Whenever I complete reports, I seem to reflect on the practice of evaluation and how to improve my assessment practices. Here is what I have noticed:
- assessment begins when you first meet your students. This provides a starting point, so you can recognize growth or progress. Initial observations may seem too obvious to record, but are often useful at time of the Progress report or the first interview with parents.
- observation charts made like a grid with the students first names in alphabetical order are my preferred format. I have tried observation notebooks (one for each student) and index cards. The grid observation chart is simple as I can copy a stack and keep on clipboards around the room for quick accessibility. It is also easy to see if a block is empty – ensuring that I am making observations equitably. I also find these observation charts useful when marking. There is enough space to provide a grade for an assignment as well as a quote or excerpt of the student’s work. I then add the sheet to my assessment binder. When writing reports, I can refer to the grade of an assignment as well as an excerpt, which I include as an example for the report – showing how the student demonstrated their understanding.

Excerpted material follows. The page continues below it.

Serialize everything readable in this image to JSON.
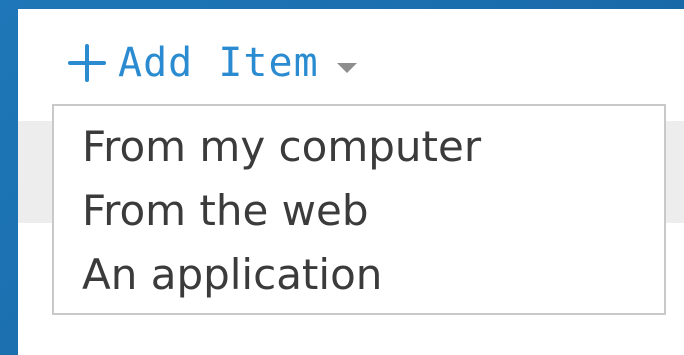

- photos are an excellent way to capture student work and refer to during report writing. I have used my smart phone to capture pictures of the students in tableaux, their writing in their notebooks, artwork, collaborative pieces, brainstorming discussions, math activities, and music (video of the students experimenting with instruments). Referring back to the photos and videos provided evidence of student engagement and understanding that I may have missed with anecdotal notes.
In addition to my preferred practices, there is a section in The Heart and Art of Teaching and Learning book (pp 84 -90) that provides practices more specific for Early Years, guidelines and considerations for report card comments, as well as information on IEPs and English Language Learners.